Nous n’avons pas évoqué la question du terminal à conteneur du Port Autonome de Douala. Il y’a une procédure qui a été lancée, le port a été repris par le Port Autonome de Douala et la concession de Bolloré a expiré le 31 décembre dernier. Les autorités ont tiré toutes les conséquences sachant qu’il y aura un nouvel appel d’offre pour savoir qui va prendre la concession du port après Bolloré. Quant aux entreprises françaises et la question fiscale, nous avons évoqué cette question et j’ai beaucoup insisté auprès du président pour que le Cameroun soit un pays beaucoup plus attractif pour les investisseurs étrangers. Il faut qu’il puisse attirer davantage de capitaux étrangers. Ce n’est pas en matraquant fiscalement les entreprises que vous arriverez à attirer de nouveaux investisseurs. Surtout pour des entreprises qui sont là depuis toujours, de grosses entreprises, comme le premier employeur privé du pays. On est dans une compétition mondiale, vous souhaitez avoir les meilleures entreprises en les mettant en concurrence les unes avec les autres, il faut aussi tenir compte du fait que le Cameroun est aussi en concurrence avec les autres pays, et de ce fait, il faut que le Cameroun rassure les investisseurs qui viennent mettre de l’argent ici qu’ils arriveront à faire du profit et que l’investissement fait au Cameroun sera profitable à leurs propres entreprises. C’est ce sujet là que nous avons évoqué. Quant à moi je ferai tout mon possible, et je l’ai déjà fait, pour faire en sorte que le Cameroun soit le plus attractif possible et qu’on ait davantage d’entreprises françaises au Cameroun. Et tout dépendra de la capacité qu’a le Cameroun à être attractif dans un système de compétition internationale et régionale.

Le sommet Afrique-France réunira 55 chefs d’Etats à Bordeaux au mois de juin prochain, quels sont les enjeux de ce sommet ? Et quels sont les projets entre la France et le Cameroun après ce sommet, pour ce qui est principalement du développement urbain durable ?
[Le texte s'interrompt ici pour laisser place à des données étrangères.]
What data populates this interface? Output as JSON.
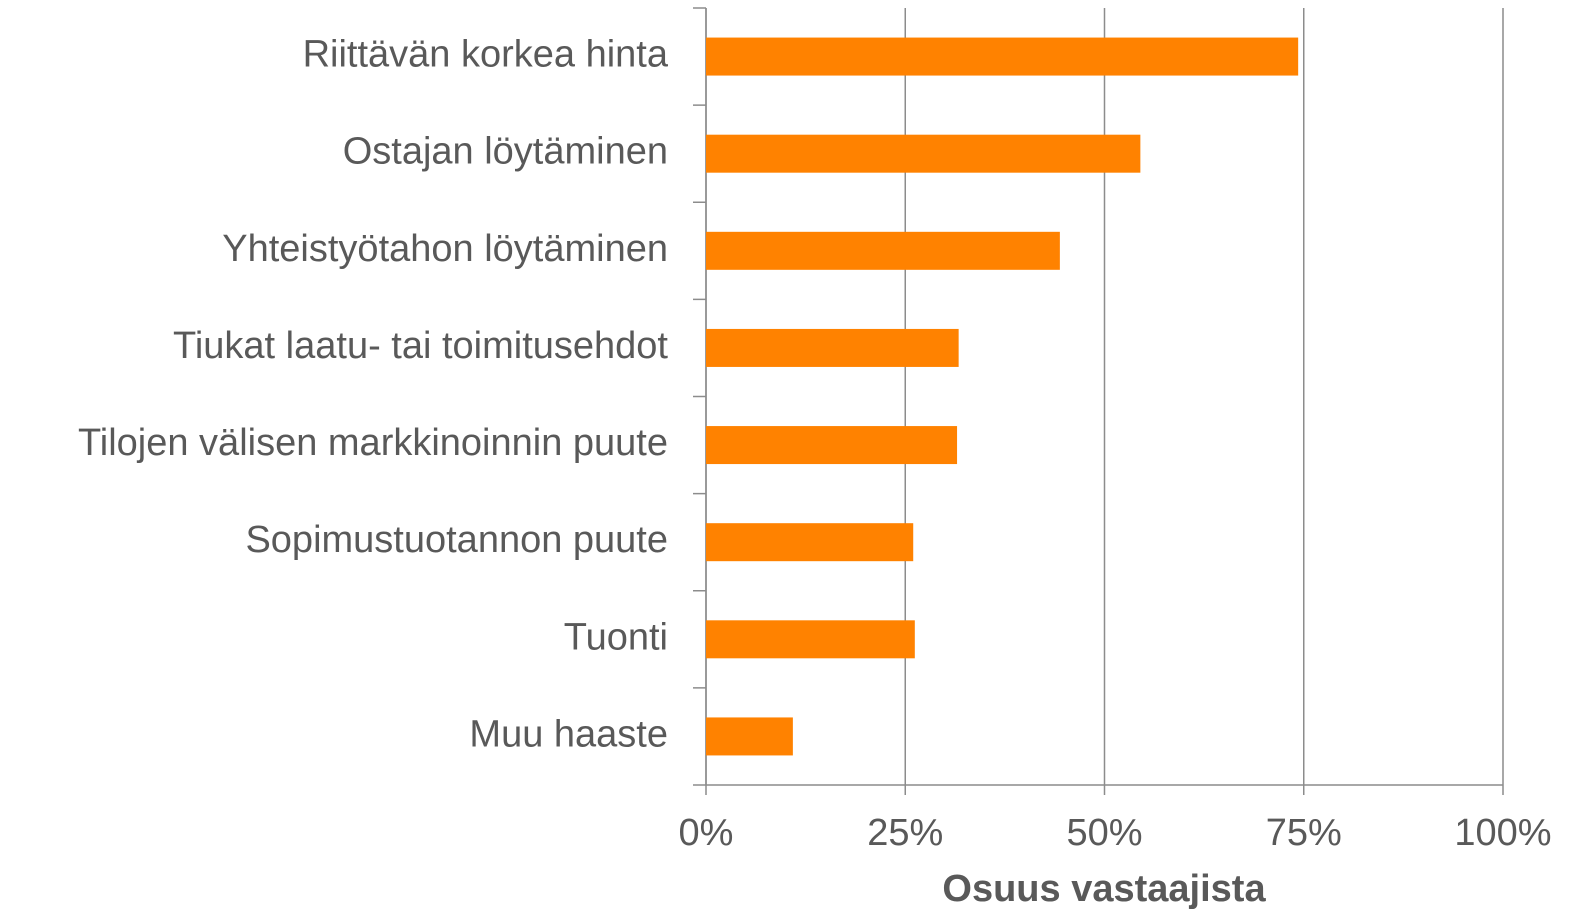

C’est un sommet que le président de la République a voulu innovent. C’est un sommet politique puisqu’il rassemblera les chefs d’Etats et de gouvernement de toute l’Afrique. Le président de la République a voulu lui donner un thème : « les villes et territoires durables ». L’idée qu’on se réunisse à Bordeaux, c’est que cette ville est un bel exemple de ville en dehors de la capitale, qui s’est beaucoup développée au cours de ces 30 dernières années. Ce que l’on souhaite, c’est que toutes les expériences qu’on a pu avoir à travers l’Afrique en matière de gestion de développement durable, puissent remonter à Bordeaux et être partagées entre les uns et les autres et c’est ce travail d’identification que nous sommes en train de faire avec les entreprises camerounaises et les jeunes camerounais. Identifier quelles sont les bonnes pratiques, qu’est ce qui a marché ici, et qui peut être partagé à Bordeaux entre les uns et les autres. L’idée c’est que, ce n’est pas la France qui dicte ce qu’il faut faire. La France est juste un facilitateur. On veut que les Africains trouvent entre africains les meilleures solutions pour les défis que représente le développement. Une grande partie de la population va être de plus en plus urbanisée, il faut anticiper tout cela avec les meilleures expériences et les meilleures initiatives. Bordeaux sera également l’occasion de mettre en valeur l’extraordinaire richesse du Cameroun, une richesse culturelle, une richesse sportive. Sur ce point nous sommes en train de travailler actuellement, mettre en valeur les grands noms de l’économie et de la vie sociale et culturelle camerounaise. Ce que je souhaite, et je pense qu’on y arrivera, c’est d’avoir une belle représentation du Cameroun qui regorge d’extraordinaire talents dans plusieurs domaines. Hier (Jeudi dernier) j’ai pu revoir Iman Ayissi un Camerounais qui est une figure mondiale en matière de couture, c’est sans équivalent. Le Cameroun a aussi des gens extraordinaires, dans le domaine du sport et du spectacle, y compris en France dans le domaine de la musique, de la chanson, c’est toute cette dynamique que nous souhaitons voir éclore à Bordeaux dans le cadre de ce sommet.